DNA sequencing: The Human Genome Project was completed using capillary array electrophoresis with fluorescently labeled dideoxy terminators (Sanger sequencing). Arrays of 96 or 384 capillaries running simultaneously enabled the throughput required for genome-scale projects.

Pharmaceutical analysis: CE methods are official in multiple pharmacopeias for purity testing, enantiomeric separations (using chiral selectors like cyclodextrins), and content uniformity assays.
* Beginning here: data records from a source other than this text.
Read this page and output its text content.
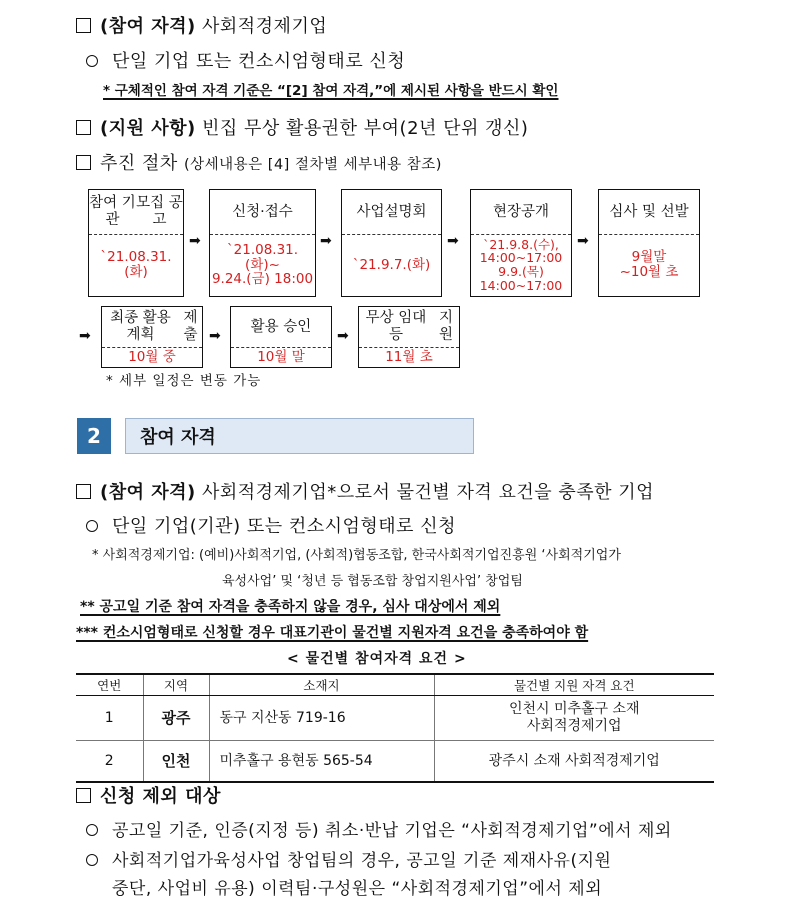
(참여 자격) 사회적경제기업
단일 기업 또는 컨소시엄형태로 신청
* 구체적인 참여 자격 기준은 “[2] 참여 자격,”에 제시된 사항을 반드시 확인
(지원 사항) 빈집 무상 활용권한 부여(2년 단위 갱신)
추진 절차 (상세내용은 [4] 절차별 세부내용 참조)
참여 기관
모집 공고
`21.08.31.(화)
➡
신청·접수
`21.08.31.(화)~
9.24.(금) 18:00
➡
사업설명회
`21.9.7.(화)
➡
현장공개
`21.9.8.(수),
14:00~17:00
9.9.(목)
14:00~17:00
➡
심사 및 선발
9월말
~10월 초
➡
최종 활용 계획
제출
10월 중
➡
활용 승인
10월 말
➡
무상 임대 등
지원
11월 초
* 세부 일정은 변동 가능
2	참여 자격
(참여 자격) 사회적경제기업*으로서 물건별 자격 요건을 충족한 기업
단일 기업(기관) 또는 컨소시엄형태로 신청
* 사회적경제기업: (예비)사회적기업, (사회적)협동조합, 한국사회적기업진흥원 ‘사회적기업가
육성사업’ 및 ‘청년 등 협동조합 창업지원사업’ 창업팀
** 공고일 기준 참여 자격을 충족하지 않을 경우, 심사 대상에서 제외
*** 컨소시엄형태로 신청할 경우 대표기관이 물건별 지원자격 요건을 충족하여야 함
< 물건별 참여자격 요건 >
연번	지역	소재지	물건별 지원 자격 요건
1	광주	동구 지산동 719-16	인천시 미추홀구 소재
사회적경제기업
2	인천	미추홀구 용현동 565-54	광주시 소재 사회적경제기업
신청 제외 대상
공고일 기준, 인증(지정 등) 취소·반납 기업은 “사회적경제기업”에서 제외
사회적기업가육성사업 창업팀의 경우, 공고일 기준 제재사유(지원
중단, 사업비 유용) 이력팀·구성원은 “사회적경제기업”에서 제외
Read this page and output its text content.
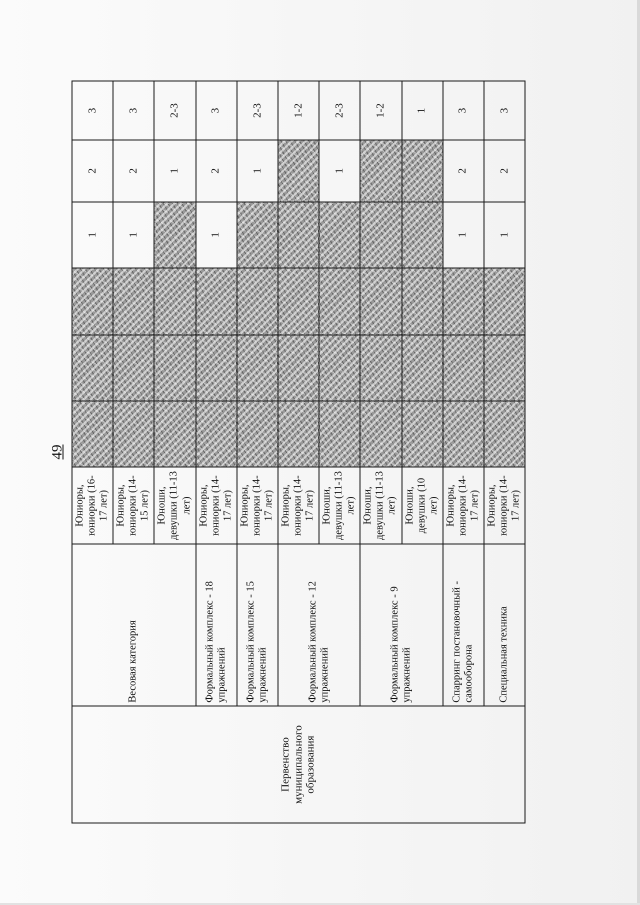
49
Первенство муниципального образования	Весовая категория	Юниоры, юниорки (16-17 лет)				1	2	3
		Юниоры, юниорки (14-15 лет)				1	2	3
		Юноши, девушки (11-13 лет)					1	2-3
	Формальный комплекс - 18 упражнений	Юниоры, юниорки (14-17 лет)				1	2	3
	Формальный комплекс - 15 упражнений	Юниоры, юниорки (14-17 лет)					1	2-3
	Формальный комплекс - 12 упражнений	Юниоры, юниорки (14-17 лет)						1-2
		Юноши, девушки (11-13 лет)					1	2-3
	Формальный комплекс - 9 упражнений	Юноши, девушки (11-13 лет)						1-2
		Юноши, девушки (10 лет)						1
	Спарринг постановочный - самооборона	Юниоры, юниорки (14-17 лет)				1	2	3
	Специальная техника	Юниоры, юниорки (14-17 лет)				1	2	3
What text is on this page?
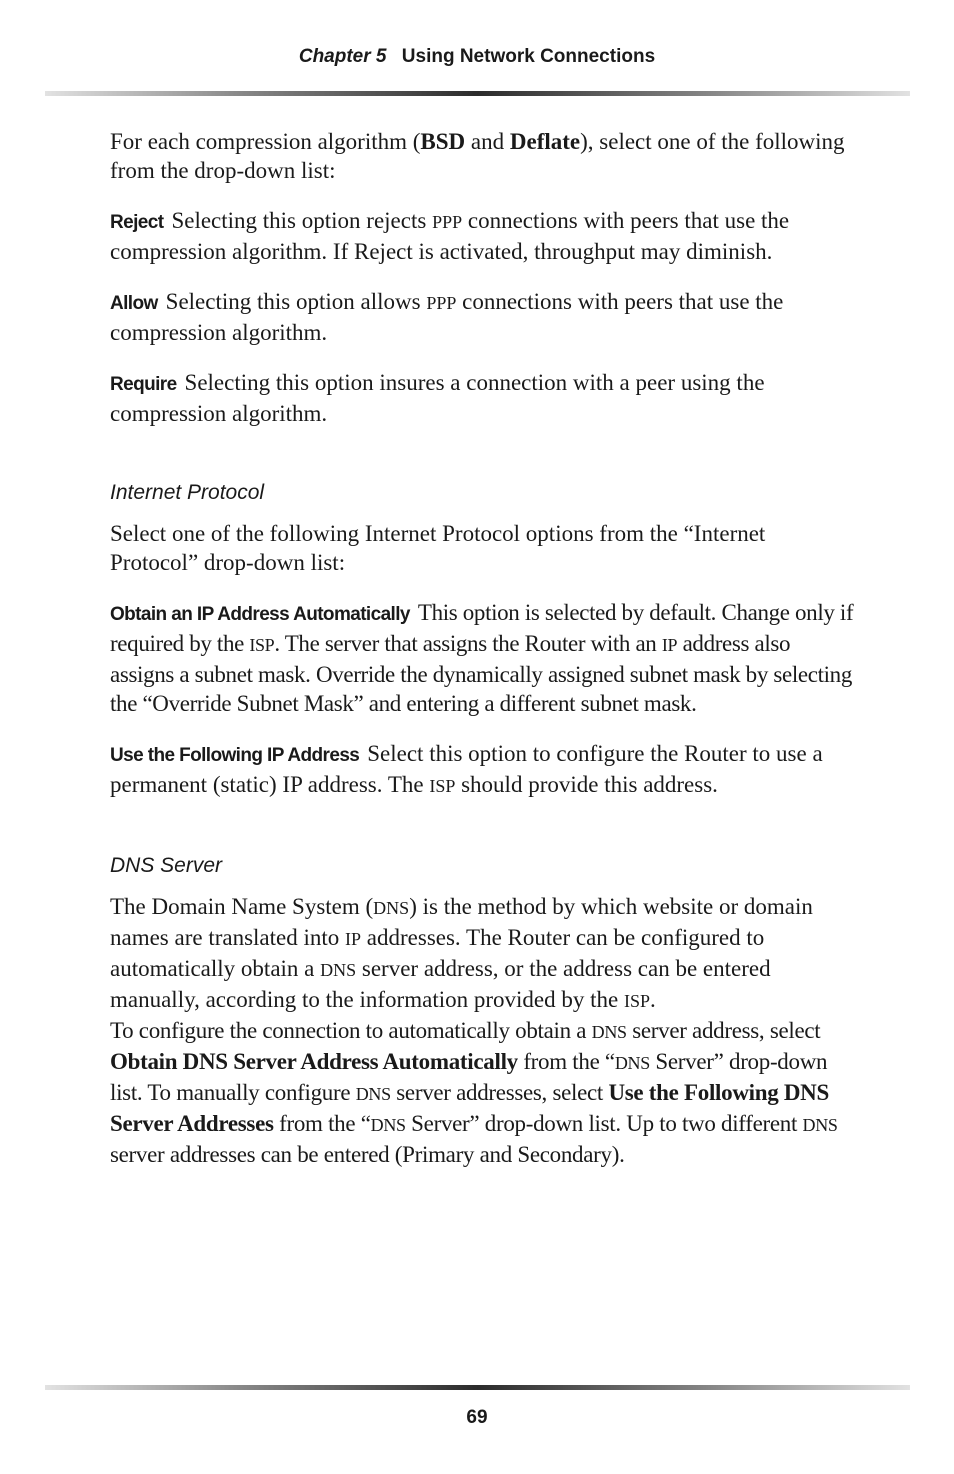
Chapter 5 Using Network Connections

For each compression algorithm (BSD and Deflate), select one of the following from the drop-down list:

Reject Selecting this option rejects PPP connections with peers that use the compression algorithm. If Reject is activated, throughput may diminish.

Allow Selecting this option allows PPP connections with peers that use the compression algorithm.

Require Selecting this option insures a connection with a peer using the compression algorithm.

Internet Protocol

Select one of the following Internet Protocol options from the “Internet Protocol” drop-down list:

Obtain an IP Address Automatically This option is selected by default. Change only if required by the ISP. The server that assigns the Router with an IP address also assigns a subnet mask. Override the dynamically assigned subnet mask by selecting the “Override Subnet Mask” and entering a different subnet mask.

Use the Following IP Address Select this option to configure the Router to use a permanent (static) IP address. The ISP should provide this address.

DNS Server

The Domain Name System (DNS) is the method by which website or domain names are translated into IP addresses. The Router can be configured to automatically obtain a DNS server address, or the address can be entered manually, according to the information provided by the ISP.

To configure the connection to automatically obtain a DNS server address, select Obtain DNS Server Address Automatically from the “DNS Server” drop-down list. To manually configure DNS server addresses, select Use the Following DNS Server Addresses from the “DNS Server” drop-down list. Up to two different DNS server addresses can be entered (Primary and Secondary).

69
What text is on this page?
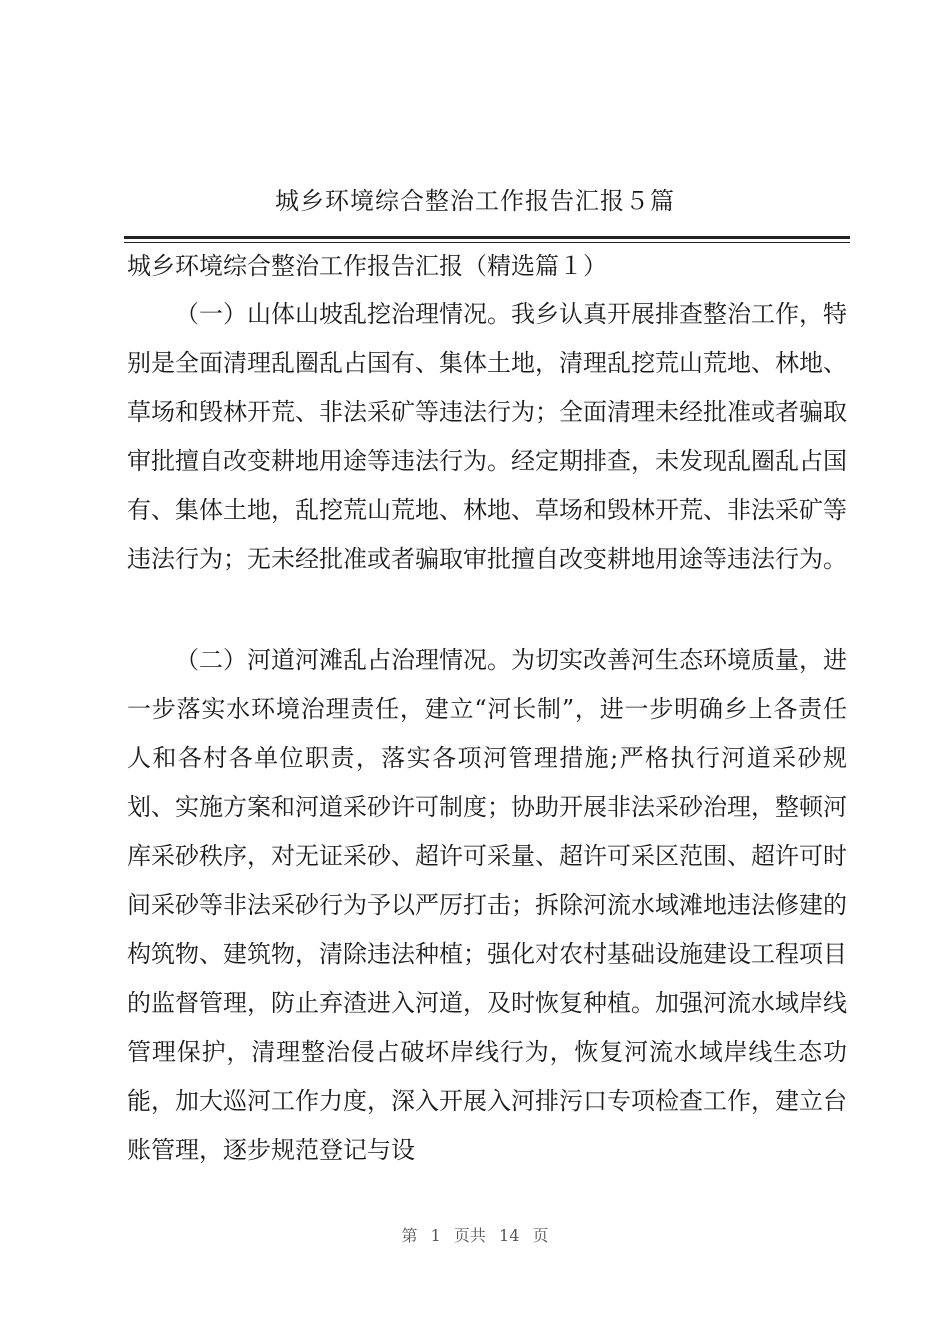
城乡环境综合整治工作报告汇报５篇
城乡环境综合整治工作报告汇报（精选篇１）

（一）山体山坡乱挖治理情况。我乡认真开展排查整治工作，特别是全面清理乱圈乱占国有、集体土地，清理乱挖荒山荒地、林地、草场和毁林开荒、非法采矿等违法行为；全面清理未经批准或者骗取审批擅自改变耕地用途等违法行为。经定期排查，未发现乱圈乱占国有、集体土地，乱挖荒山荒地、林地、草场和毁林开荒、非法采矿等违法行为；无未经批准或者骗取审批擅自改变耕地用途等违法行为。

（二）河道河滩乱占治理情况。为切实改善河生态环境质量，进一步落实水环境治理责任，建立“河长制”，进一步明确乡上各责任人和各村各单位职责，落实各项河管理措施;严格执行河道采砂规划、实施方案和河道采砂许可制度；协助开展非法采砂治理，整顿河库采砂秩序，对无证采砂、超许可采量、超许可采区范围、超许可时间采砂等非法采砂行为予以严厉打击；拆除河流水域滩地违法修建的构筑物、建筑物，清除违法种植；强化对农村基础设施建设工程项目的监督管理，防止弃渣进入河道，及时恢复种植。加强河流水域岸线管理保护，清理整治侵占破坏岸线行为，恢复河流水域岸线生态功能，加大巡河工作力度，深入开展入河排污口专项检查工作，建立台账管理，逐步规范登记与设

第 1 页共 14 页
The low sample consumption is particularly valuable for expensive drug substances.

Clinical diagnostics: CE separates hemoglobin variants for thalassemia screening, serum proteins for myeloma detection, and urinary metabolites for inborn error diagnosis.

Metabolomics: CE-MS platforms profile charged metabolites (amino acids, organic acids, nucleotides) with minimal sample preparation, complementing LC-MS for comprehensive metabolome coverage.

Forensic science: CE with fluorescence detection is the standard method for STR-based DNA profiling, the backbone of forensic identity testing worldwide.